Datenschutz - immaterieller Schadenersatz

Leitsatz

Die Verarbeitung personenbezogener Daten, um eine neue Personalverwaltungs-Software zu testen, kann nach Art. 6 Abs. 1 Unterabs. 1 Buchst. f DSGVO zur Wahrung der berechtigten Interessen des Arbeitgebers gerechtfertigt sein, sofern entpersonalisierte "Dummy-Daten" zur Erreichung des Testzwecks nicht ausreichen.

Instanzenzug: Az: 5 Ca 18/18 Urteilvorgehend Landesarbeitsgericht Baden-Württemberg Az: 17 Sa 37/20 Urteil

Tatbestand

1Die Parteien streiten in der Revision noch über einen Anspruch auf immateriellen Schadenersatz nach Art. 82 Abs. 1 DSGVO wegen einer Übertragung von Personaldaten in eine testweise konzernweit genutzte cloudbasierte Software „Workday“.

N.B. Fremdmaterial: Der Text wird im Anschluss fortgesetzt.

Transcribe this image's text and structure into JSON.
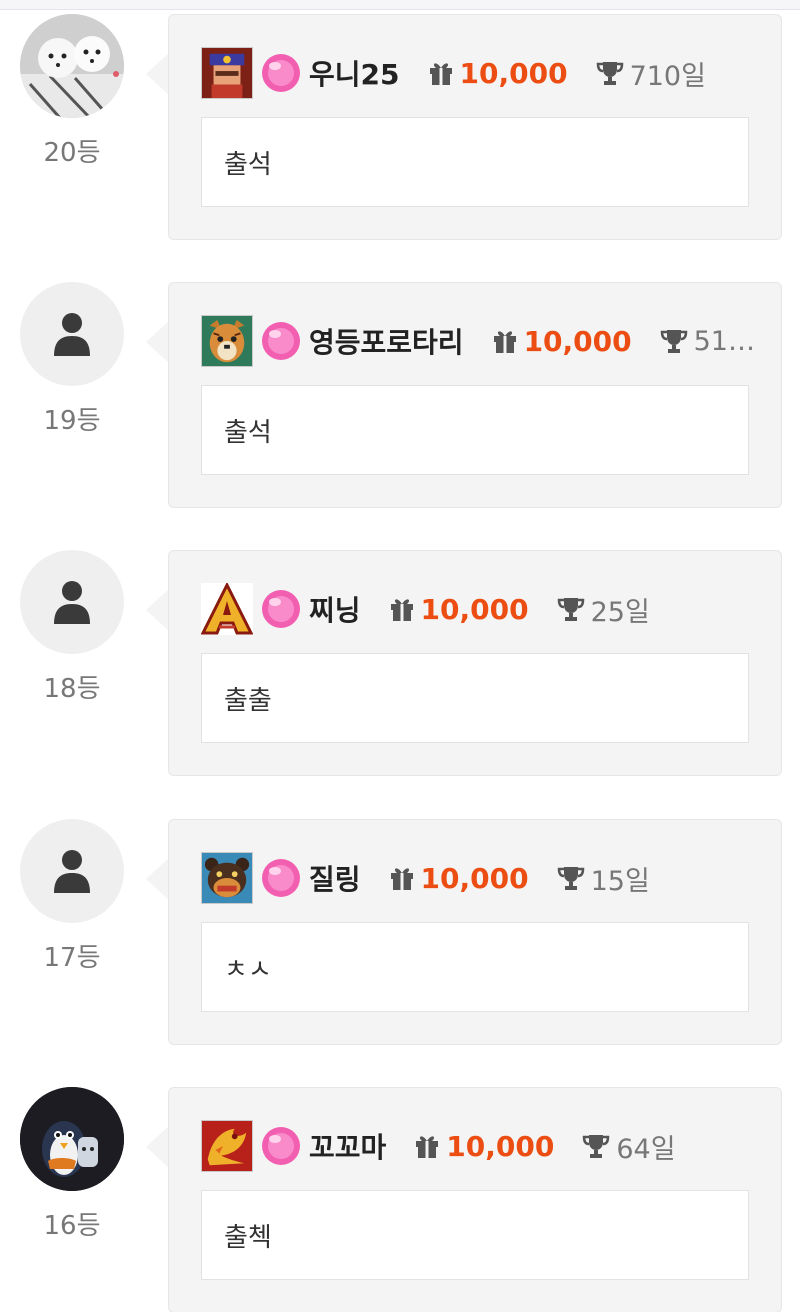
{
  "entries": [
    {
      "rank": "20등",
      "nickname": "우니25",
      "points": "10,000",
      "days": "710일",
      "comment": "출석",
      "avatar": "photo-dogs",
      "badge": "soldier-badge"
    },
    {
      "rank": "19등",
      "nickname": "영등포로타리",
      "points": "10,000",
      "days": "51…",
      "comment": "출석",
      "avatar": "default-user",
      "badge": "tiger-badge"
    },
    {
      "rank": "18등",
      "nickname": "찌닝",
      "points": "10,000",
      "days": "25일",
      "comment": "출출",
      "avatar": "default-user",
      "badge": "letter-a-badge"
    },
    {
      "rank": "17등",
      "nickname": "질링",
      "points": "10,000",
      "days": "15일",
      "comment": "ㅊㅅ",
      "avatar": "default-user",
      "badge": "bear-badge"
    },
    {
      "rank": "16등",
      "nickname": "꼬꼬마",
      "points": "10,000",
      "days": "64일",
      "comment": "출첵",
      "avatar": "photo-penguin",
      "badge": "dragon-badge"
    }
  ],
  "colors": {
    "points": "#ec4d12",
    "card_bg": "#f4f4f4",
    "gem": "#f25fb0"
  }
}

2Der Kläger ist langjährig zunächst bei der Rechtsvorgängerin der Beklagten und zuletzt bei der Beklagten als Organisationsprogrammierer beschäftigt.Er ist der Vorsitzende des bei der Beklagten gebildeten Betriebsrats. Im hier relevanten Zeitraum gehörte die Beklagte mit Sitz in Deutschland zu einem internationalen Konzern, dessen Konzernobergesellschaft ihren Hauptsitz in Washington D.C. hatte.

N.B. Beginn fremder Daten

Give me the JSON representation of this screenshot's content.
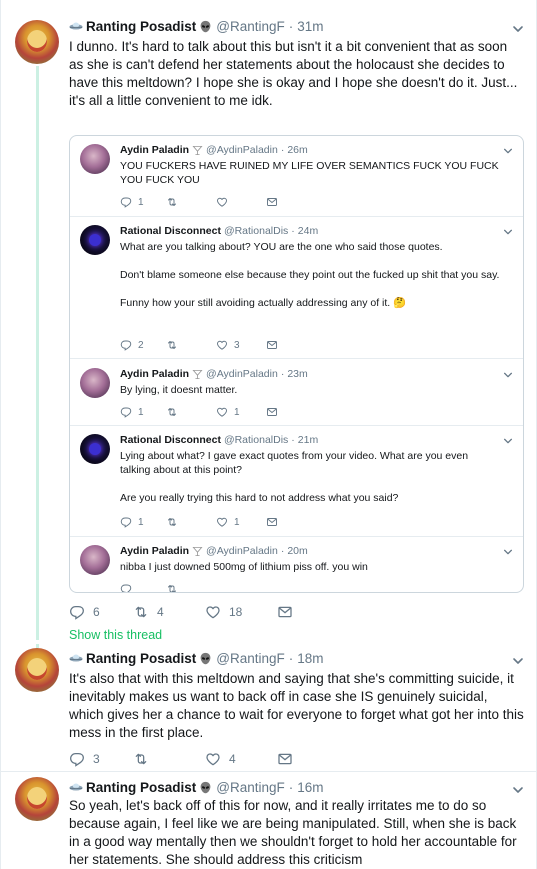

3Die Beklagte verarbeitete bestimmte personenbezogene Daten ihrer Beschäftigten ua. zu Abrechnungszwecken mit einer Personalverwaltungs-Software. Im Jahr 2017 gab es Planungen, konzernweit Workday als neues einheitliches Personal-Informationsmanagementsystem einzuführen. Zwischen dem 24. April und dem lud die Beklagte personenbezogene Daten des Klägers aus ihrer Personalverwaltungs-Software auf eine Sharepoint-Seite der Konzernobergesellschaft mit Server-Standort in den USA, um sie in die Software Workday zu übertragen. Neben Informationen wie dem Namen, Vornamen, dienstlicher Telefonnummer und dienstlicher E-Mail-Adresse gehörten zu den übermittelten Daten ua. auch Gehaltsinformationen, die private Wohnanschrift, Geburtsdatum, Familienstand, die Sozialversicherungsnummer und die Steuer-ID des Klägers.

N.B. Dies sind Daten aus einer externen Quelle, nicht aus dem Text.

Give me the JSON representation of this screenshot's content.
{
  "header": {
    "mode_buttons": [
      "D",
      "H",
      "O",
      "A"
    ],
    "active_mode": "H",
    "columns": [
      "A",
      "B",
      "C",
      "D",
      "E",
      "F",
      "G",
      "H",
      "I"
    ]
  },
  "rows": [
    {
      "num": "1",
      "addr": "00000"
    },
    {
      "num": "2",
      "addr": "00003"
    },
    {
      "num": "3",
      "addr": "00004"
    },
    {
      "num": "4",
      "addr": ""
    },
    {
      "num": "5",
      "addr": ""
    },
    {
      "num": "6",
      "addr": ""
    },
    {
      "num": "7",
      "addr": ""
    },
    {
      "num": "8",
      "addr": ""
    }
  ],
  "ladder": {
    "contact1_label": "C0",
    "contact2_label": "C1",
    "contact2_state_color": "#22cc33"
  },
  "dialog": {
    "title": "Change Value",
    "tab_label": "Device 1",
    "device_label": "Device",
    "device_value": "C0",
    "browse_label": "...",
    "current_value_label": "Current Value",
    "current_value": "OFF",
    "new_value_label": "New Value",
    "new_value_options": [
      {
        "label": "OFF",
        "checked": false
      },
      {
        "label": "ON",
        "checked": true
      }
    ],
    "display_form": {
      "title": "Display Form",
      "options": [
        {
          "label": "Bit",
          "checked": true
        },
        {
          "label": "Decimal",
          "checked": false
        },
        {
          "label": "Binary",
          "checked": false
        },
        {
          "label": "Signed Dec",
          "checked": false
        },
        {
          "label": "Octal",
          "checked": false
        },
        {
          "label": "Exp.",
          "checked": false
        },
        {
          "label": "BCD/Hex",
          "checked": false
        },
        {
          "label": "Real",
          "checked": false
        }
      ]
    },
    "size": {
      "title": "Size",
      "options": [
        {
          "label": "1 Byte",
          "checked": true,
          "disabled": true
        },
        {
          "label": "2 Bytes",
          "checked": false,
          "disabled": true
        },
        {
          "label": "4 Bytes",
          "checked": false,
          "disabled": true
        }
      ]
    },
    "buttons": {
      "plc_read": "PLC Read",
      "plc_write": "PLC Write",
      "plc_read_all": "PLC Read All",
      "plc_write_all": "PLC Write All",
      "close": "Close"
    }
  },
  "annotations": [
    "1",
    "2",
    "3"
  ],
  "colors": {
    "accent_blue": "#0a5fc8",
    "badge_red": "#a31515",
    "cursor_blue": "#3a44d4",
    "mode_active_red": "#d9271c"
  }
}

4Am unterzeichneten die Beklagte und der bei ihr bestehende Betriebsrat eine „Duldungs-Betriebsvereinbarung über die Einführung von Workday“ (im Folgenden BV Duldung), mit der sie den vorläufigen Betrieb von Workday regelten. Nach der BV Duldung war es ua. untersagt, die Software während des Testzeitraums für die Personalverwaltung zu verwenden. Weiter war dort vereinbart, dass vor der Einführung des Systems als Produktivsystem eine Betriebsvereinbarung abgeschlossen werden muss, die die Anwendung von Workday regelt. In der Anlage 2 zur BV Duldung wurden die zur testweisen Nutzung der Software Workday aus der Personalverwaltungs-Software zu übermittelnden Daten aufgelistet: Personalnummer, Nachname, Vorname, Eintrittsdatum, Eintrittsdatum im Konzern, Arbeitsort, Firma, geschäftliche Telefonnummer und geschäftliche E-Mail-Adresse. Die Wirkungen der BV Duldung wurden bis zum Inkrafttreten einer unter dem im Rahmen eines Einigungsstellenverfahrens geschlossenen endgültigen Betriebsvereinbarung mehrfach verlängert.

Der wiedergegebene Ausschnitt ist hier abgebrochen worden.